Applying to Grad School Is More Than Just Applications

Lately, a big part of my life has been preparing grad school applications and submitting them. If you’ve never gone through it, it’s easy to think it’s just filling out forms and sending transcripts. But in reality, it’s a lot more personal than that. The whole process forces you to slow down and think about what you actually want, which is harder than it sounds.

One of the first questions I had to answer was what I really wanted to study. “Computer Science” is huge, and even “Machine Learning” and “AI” can mean a dozen different things depending on who you ask. Theory, applications, NLP, computer vision. Picking a direction matters more than I initially thought, because it shapes everything that comes after.

Imposter syndrome showed up pretty quickly in the process. Reading about cutting-edge research at big, well-known schools and looking at LinkedIn and Google scholars of the students who attend these schools can make you feel like everyone else is already miles ahead. For a while, I felt pressure to apply anyway, almost to prove that I belonged, that I was worth it. But the more I thought about it, the clearer it became that not applying to certain programs didn’t mean I was giving up. In many cases, it just wasn’t a good fit. Applying for the wrong reasons would have helped no one.

The Statement of Purpose was another reality check. It’s not a resume in paragraph form. It’s a story about how your experiences connect and where you want to go next. Writing it forced me to reflect on my path in a way I hadn’t before, from small personal projects to more structured research experiences.

Having someone in academia read my Statement of Purpose made a huge difference. Their feedback helped me understand what admissions committees actually look for and where my story needed more clarity. Trying to do this part alone makes the process much harder than it needs to be.
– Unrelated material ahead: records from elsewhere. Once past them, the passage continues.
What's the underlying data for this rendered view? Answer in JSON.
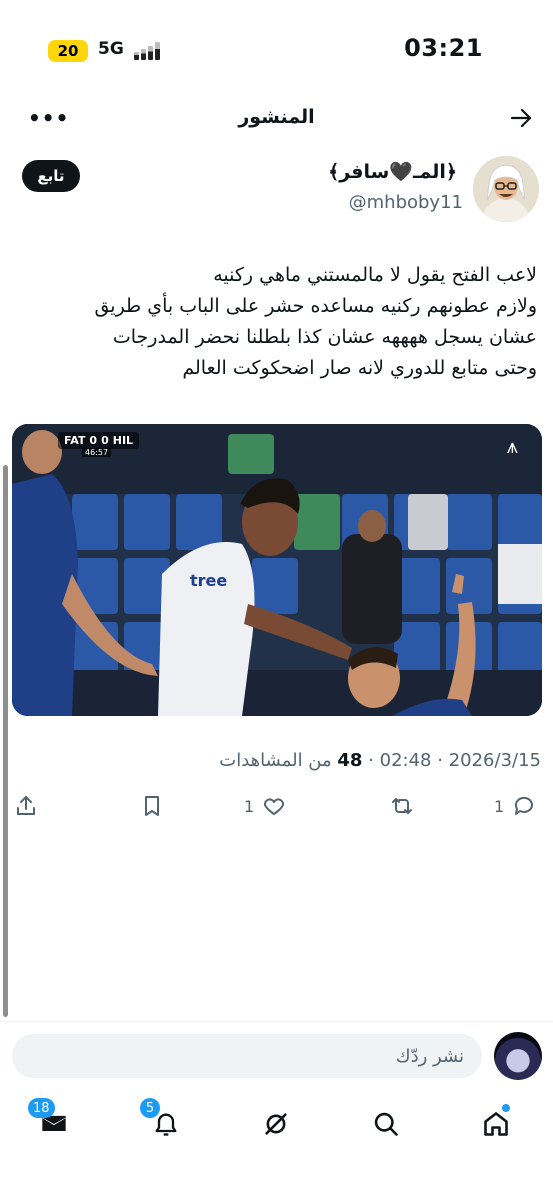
{
  "status_bar": {
    "battery": "20",
    "network": "5G",
    "time": "03:21"
  },
  "header": {
    "title": "المنشور",
    "more_icon": "more-horizontal-icon",
    "back_icon": "arrow-right-icon"
  },
  "author": {
    "display_name": "﴿المـ🖤سافر﴾",
    "handle": "@mhboby11",
    "follow_label": "تابع"
  },
  "post": {
    "lines": [
      "لاعب الفتح يقول لا مالمستني ماهي ركنيه",
      "ولازم عطونهم ركنيه مساعده حشر على الباب بأي طريق",
      "عشان يسجل ههههه عشان كذا بلطلنا نحضر المدرجات",
      "وحتى متابع للدوري لانه صار اضحكوكت العالم"
    ]
  },
  "media": {
    "scoreboard": {
      "home": "FAT",
      "home_score": "0",
      "away_score": "0",
      "away": "HIL",
      "clock": "46:57"
    },
    "description_icon": "video-icon"
  },
  "meta": {
    "date": "2026/3/15",
    "time": "02:48",
    "views": "48",
    "views_label": "من المشاهدات"
  },
  "actions": {
    "reply_count": "1",
    "retweet_count": "",
    "like_count": "1",
    "colors": {
      "icon": "#536471"
    }
  },
  "reply_bar": {
    "placeholder": "نشر ردّك"
  },
  "bottom_nav": {
    "messages_badge": "18",
    "notifications_badge": "5"
  },
  "colors": {
    "accent": "#1d9bf0",
    "text": "#0f1419",
    "muted": "#536471"
  }
}
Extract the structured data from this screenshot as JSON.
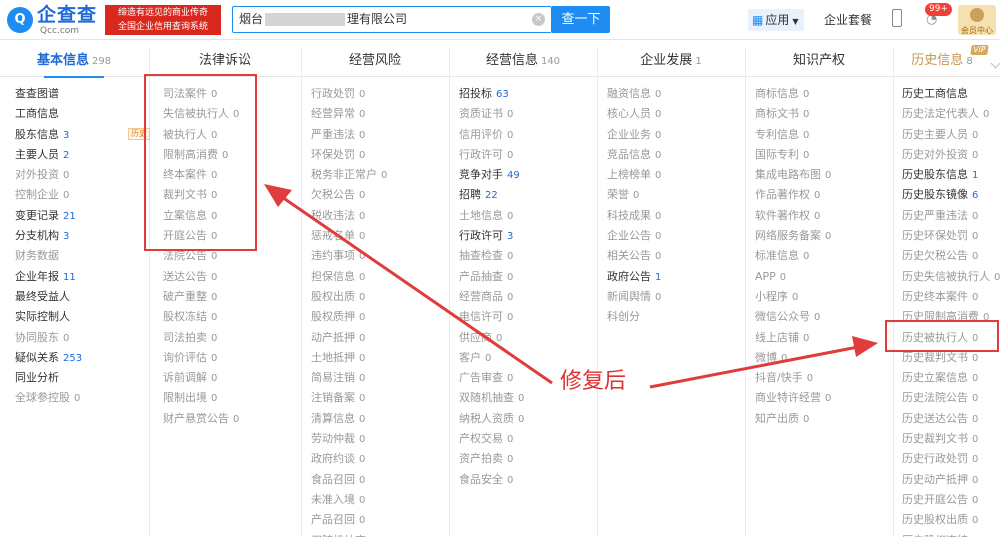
{
  "header": {
    "logo_mark": "Q",
    "logo_name": "企查查",
    "logo_url": "Qcc.com",
    "slogan_line1": "缔造有远见的商业传奇",
    "slogan_line2": "全国企业信用查询系统",
    "search_prefix": "烟台",
    "search_suffix": "理有限公司",
    "search_button": "查一下",
    "apps_label": "应用",
    "package_label": "企业套餐",
    "notification_count": "99+",
    "vip_label": "会员中心"
  },
  "tabs": [
    {
      "label": "基本信息",
      "count": "298"
    },
    {
      "label": "法律诉讼",
      "count": ""
    },
    {
      "label": "经营风险",
      "count": ""
    },
    {
      "label": "经营信息",
      "count": "140"
    },
    {
      "label": "企业发展",
      "count": "1"
    },
    {
      "label": "知识产权",
      "count": ""
    },
    {
      "label": "历史信息",
      "count": "8",
      "tag": "VIP"
    }
  ],
  "columns": [
    [
      {
        "label": "查查图谱",
        "count": ""
      },
      {
        "label": "工商信息",
        "count": ""
      },
      {
        "label": "股东信息",
        "count": "3",
        "blue": true
      },
      {
        "label": "主要人员",
        "count": "2",
        "blue": true
      },
      {
        "label": "对外投资",
        "count": "0",
        "dim": true
      },
      {
        "label": "控制企业",
        "count": "0",
        "dim": true
      },
      {
        "label": "变更记录",
        "count": "21",
        "blue": true
      },
      {
        "label": "分支机构",
        "count": "3",
        "blue": true
      },
      {
        "label": "财务数据",
        "count": "",
        "dim": true
      },
      {
        "label": "企业年报",
        "count": "11",
        "blue": true
      },
      {
        "label": "最终受益人",
        "count": ""
      },
      {
        "label": "实际控制人",
        "count": ""
      },
      {
        "label": "协同股东",
        "count": "0",
        "dim": true
      },
      {
        "label": "疑似关系",
        "count": "253",
        "blue": true
      },
      {
        "label": "同业分析",
        "count": ""
      },
      {
        "label": "全球参控股",
        "count": "0",
        "dim": true
      }
    ],
    [
      {
        "label": "司法案件",
        "count": "0",
        "dim": true
      },
      {
        "label": "失信被执行人",
        "count": "0",
        "dim": true
      },
      {
        "label": "被执行人",
        "count": "0",
        "dim": true
      },
      {
        "label": "限制高消费",
        "count": "0",
        "dim": true
      },
      {
        "label": "终本案件",
        "count": "0",
        "dim": true
      },
      {
        "label": "裁判文书",
        "count": "0",
        "dim": true
      },
      {
        "label": "立案信息",
        "count": "0",
        "dim": true
      },
      {
        "label": "开庭公告",
        "count": "0",
        "dim": true
      },
      {
        "label": "法院公告",
        "count": "0",
        "dim": true
      },
      {
        "label": "送达公告",
        "count": "0",
        "dim": true
      },
      {
        "label": "破产重整",
        "count": "0",
        "dim": true
      },
      {
        "label": "股权冻结",
        "count": "0",
        "dim": true
      },
      {
        "label": "司法拍卖",
        "count": "0",
        "dim": true
      },
      {
        "label": "询价评估",
        "count": "0",
        "dim": true
      },
      {
        "label": "诉前调解",
        "count": "0",
        "dim": true
      },
      {
        "label": "限制出境",
        "count": "0",
        "dim": true
      },
      {
        "label": "财产悬赏公告",
        "count": "0",
        "dim": true
      }
    ],
    [
      {
        "label": "行政处罚",
        "count": "0",
        "dim": true
      },
      {
        "label": "经营异常",
        "count": "0",
        "dim": true
      },
      {
        "label": "严重违法",
        "count": "0",
        "dim": true
      },
      {
        "label": "环保处罚",
        "count": "0",
        "dim": true
      },
      {
        "label": "税务非正常户",
        "count": "0",
        "dim": true
      },
      {
        "label": "欠税公告",
        "count": "0",
        "dim": true
      },
      {
        "label": "税收违法",
        "count": "0",
        "dim": true
      },
      {
        "label": "惩戒名单",
        "count": "0",
        "dim": true
      },
      {
        "label": "违约事项",
        "count": "0",
        "dim": true
      },
      {
        "label": "担保信息",
        "count": "0",
        "dim": true
      },
      {
        "label": "股权出质",
        "count": "0",
        "dim": true
      },
      {
        "label": "股权质押",
        "count": "0",
        "dim": true
      },
      {
        "label": "动产抵押",
        "count": "0",
        "dim": true
      },
      {
        "label": "土地抵押",
        "count": "0",
        "dim": true
      },
      {
        "label": "简易注销",
        "count": "0",
        "dim": true
      },
      {
        "label": "注销备案",
        "count": "0",
        "dim": true
      },
      {
        "label": "清算信息",
        "count": "0",
        "dim": true
      },
      {
        "label": "劳动仲裁",
        "count": "0",
        "dim": true
      },
      {
        "label": "政府约谈",
        "count": "0",
        "dim": true
      },
      {
        "label": "食品召回",
        "count": "0",
        "dim": true
      },
      {
        "label": "未准入境",
        "count": "0",
        "dim": true
      },
      {
        "label": "产品召回",
        "count": "0",
        "dim": true
      },
      {
        "label": "双随机抽查",
        "count": "0",
        "dim": true
      }
    ],
    [
      {
        "label": "招投标",
        "count": "63",
        "blue": true
      },
      {
        "label": "资质证书",
        "count": "0",
        "dim": true
      },
      {
        "label": "信用评价",
        "count": "0",
        "dim": true
      },
      {
        "label": "行政许可",
        "count": "0",
        "dim": true
      },
      {
        "label": "竞争对手",
        "count": "49",
        "blue": true
      },
      {
        "label": "招聘",
        "count": "22",
        "blue": true
      },
      {
        "label": "土地信息",
        "count": "0",
        "dim": true
      },
      {
        "label": "行政许可",
        "count": "3",
        "blue": true
      },
      {
        "label": "抽查检查",
        "count": "0",
        "dim": true
      },
      {
        "label": "产品抽查",
        "count": "0",
        "dim": true
      },
      {
        "label": "经营商品",
        "count": "0",
        "dim": true
      },
      {
        "label": "电信许可",
        "count": "0",
        "dim": true
      },
      {
        "label": "供应商",
        "count": "0",
        "dim": true
      },
      {
        "label": "客户",
        "count": "0",
        "dim": true
      },
      {
        "label": "广告审查",
        "count": "0",
        "dim": true
      },
      {
        "label": "双随机抽查",
        "count": "0",
        "dim": true
      },
      {
        "label": "纳税人资质",
        "count": "0",
        "dim": true
      },
      {
        "label": "产权交易",
        "count": "0",
        "dim": true
      },
      {
        "label": "资产拍卖",
        "count": "0",
        "dim": true
      },
      {
        "label": "食品安全",
        "count": "0",
        "dim": true
      }
    ],
    [
      {
        "label": "融资信息",
        "count": "0",
        "dim": true
      },
      {
        "label": "核心人员",
        "count": "0",
        "dim": true
      },
      {
        "label": "企业业务",
        "count": "0",
        "dim": true
      },
      {
        "label": "竞品信息",
        "count": "0",
        "dim": true
      },
      {
        "label": "上榜榜单",
        "count": "0",
        "dim": true
      },
      {
        "label": "荣誉",
        "count": "0",
        "dim": true
      },
      {
        "label": "科技成果",
        "count": "0",
        "dim": true
      },
      {
        "label": "企业公告",
        "count": "0",
        "dim": true
      },
      {
        "label": "相关公告",
        "count": "0",
        "dim": true
      },
      {
        "label": "政府公告",
        "count": "1",
        "blue": true
      },
      {
        "label": "新闻舆情",
        "count": "0",
        "dim": true
      },
      {
        "label": "科创分",
        "count": "",
        "dim": true
      }
    ],
    [
      {
        "label": "商标信息",
        "count": "0",
        "dim": true
      },
      {
        "label": "商标文书",
        "count": "0",
        "dim": true
      },
      {
        "label": "专利信息",
        "count": "0",
        "dim": true
      },
      {
        "label": "国际专利",
        "count": "0",
        "dim": true
      },
      {
        "label": "集成电路布图",
        "count": "0",
        "dim": true
      },
      {
        "label": "作品著作权",
        "count": "0",
        "dim": true
      },
      {
        "label": "软件著作权",
        "count": "0",
        "dim": true
      },
      {
        "label": "网络服务备案",
        "count": "0",
        "dim": true
      },
      {
        "label": "标准信息",
        "count": "0",
        "dim": true
      },
      {
        "label": "APP",
        "count": "0",
        "dim": true
      },
      {
        "label": "小程序",
        "count": "0",
        "dim": true
      },
      {
        "label": "微信公众号",
        "count": "0",
        "dim": true
      },
      {
        "label": "线上店铺",
        "count": "0",
        "dim": true
      },
      {
        "label": "微博",
        "count": "0",
        "dim": true
      },
      {
        "label": "抖音/快手",
        "count": "0",
        "dim": true
      },
      {
        "label": "商业特许经营",
        "count": "0",
        "dim": true
      },
      {
        "label": "知产出质",
        "count": "0",
        "dim": true
      }
    ],
    [
      {
        "label": "历史工商信息",
        "count": ""
      },
      {
        "label": "历史法定代表人",
        "count": "0",
        "dim": true
      },
      {
        "label": "历史主要人员",
        "count": "0",
        "dim": true
      },
      {
        "label": "历史对外投资",
        "count": "0",
        "dim": true
      },
      {
        "label": "历史股东信息",
        "count": "1",
        "blue": true
      },
      {
        "label": "历史股东镜像",
        "count": "6",
        "blue": true
      },
      {
        "label": "历史严重违法",
        "count": "0",
        "dim": true
      },
      {
        "label": "历史环保处罚",
        "count": "0",
        "dim": true
      },
      {
        "label": "历史欠税公告",
        "count": "0",
        "dim": true
      },
      {
        "label": "历史失信被执行人",
        "count": "0",
        "dim": true
      },
      {
        "label": "历史终本案件",
        "count": "0",
        "dim": true
      },
      {
        "label": "历史限制高消费",
        "count": "0",
        "dim": true
      },
      {
        "label": "历史被执行人",
        "count": "0",
        "dim": true
      },
      {
        "label": "历史裁判文书",
        "count": "0",
        "dim": true
      },
      {
        "label": "历史立案信息",
        "count": "0",
        "dim": true
      },
      {
        "label": "历史法院公告",
        "count": "0",
        "dim": true
      },
      {
        "label": "历史送达公告",
        "count": "0",
        "dim": true
      },
      {
        "label": "历史裁判文书",
        "count": "0",
        "dim": true
      },
      {
        "label": "历史行政处罚",
        "count": "0",
        "dim": true
      },
      {
        "label": "历史动产抵押",
        "count": "0",
        "dim": true
      },
      {
        "label": "历史开庭公告",
        "count": "0",
        "dim": true
      },
      {
        "label": "历史股权出质",
        "count": "0",
        "dim": true
      },
      {
        "label": "历史股权冻结",
        "count": "0",
        "dim": true
      }
    ]
  ],
  "basic_info_tag": "历史",
  "annotation": {
    "text": "修复后",
    "color": "#e03030"
  },
  "colors": {
    "brand": "#1e8cf0",
    "history_gold": "#c4974d",
    "highlight_red": "#e03c3c"
  }
}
Then comes the waiting. After months of researching, writing, and submitting, everything goes quiet. You start checking your email and application portals more often than you’d like to admit, even though you know it won’t change anything. I’m definitely guilty of that. Learning to step back during this phase has been just as important as any other part of the process.

What I’ve realized is that research doesn’t start after you get accepted and walk into a lab. It starts much earlier. It starts when you’re learning about programs, reading faculty work, comparing labs, and asking yourself where you would actually grow. Applying to grad school is research in its own way, and it deserves time and care.

My only advice for folks applying to grad school is this: give yourself that space. It isn’t a delay. It’s part of the work.